On  2025-05-23  20:17, Randy Bush wrote:
There is no option to replicate a full ZFS pool to another.

not exactly what i want to do.  my bad in saying "full replication."
what i meant was all vms are replicated. on other nodes.

i was thinking that each node could have one pool for primary vm images
and a second to receive replication from other nodes.

Ah okay. No, the way it works is that you have ZFS pools in both nodes with the same name. Then when the replication is configured for a guest, its disk images are replicated to the other node to the pool with the same name.


So, you have a current pool with one raidz2 VDEV made up of 4x 2TB
disks.

yup


Because if you have another set of 4x 2TB disks, you can just expand
the pool with another raidz2 VDEV, without expanding the current VDEV
you have.

yup.  what are the performance implications?
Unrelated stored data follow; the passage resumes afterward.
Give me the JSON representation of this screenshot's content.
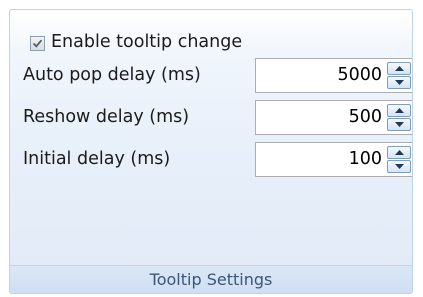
{
  "group": {
    "title": "Tooltip Settings",
    "enable_checkbox": {
      "label": "Enable tooltip change",
      "checked": true
    },
    "fields": [
      {
        "label": "Auto pop delay (ms)",
        "value": "5000"
      },
      {
        "label": "Reshow delay (ms)",
        "value": "500"
      },
      {
        "label": "Initial delay (ms)",
        "value": "100"
      }
    ]
  },
  "icons": {
    "check": "checkmark-icon",
    "spin_up": "arrow-up-icon",
    "spin_down": "arrow-down-icon"
  }
}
As usually with ZFS, the change will only affect newly written data. It will be spread over both VDEVs, with likely a bias to the newer, much emptier VDEV. So if you are already happy with the current performance, you should see similar or better performance, depending if one or both VDEVs are used to read/write data.


If you add another VDEV, the pool could have the following layout:

pool
   raidz2-0
     disk0
     disk1
     disk2
     disk3
   raidz2-1
     disk4
     disk5
     disk6
     disk7

yup

If you want to create a new pool, then things will be a bit more
complicated, as you would need to create a new storage config for it
as well, Move-Disk all the disks over to it. If you have a cluster and
use the VM replication feature, that new pool must be present on the
other nodes as well and you will have to remove the replication jobs
before you move the disks to the new pool and then re-create them once
all VM disks are on the new pool.

we would keep the nodes all symmetric, so that would not be an issue.
and it's just a few hours of ops pain to de-repl and re-repl.  but what
i do not see is how to tell `/etc/pve/storage.cfg` that pool0 is for
images and pool1 is for incoming replication.  maybe i am just trying to
do something too weird.

Yeah, see my reply at the beginning. I think you have a more complicated view of the replication than it actually is.

If you are okay with the current performance, I would just add the second VDEV to the pool with
`zpool add {pool} raidz2 /dev/disk/by-id/nvme-… /dev/disk/by-id/nvme-…`

Before you do it on a production system, you can test the procedure in a (virtual) test machine to make sure you get the CLI command correct.

By extending the pool, you don't need to change anything in the storage config or replication settings.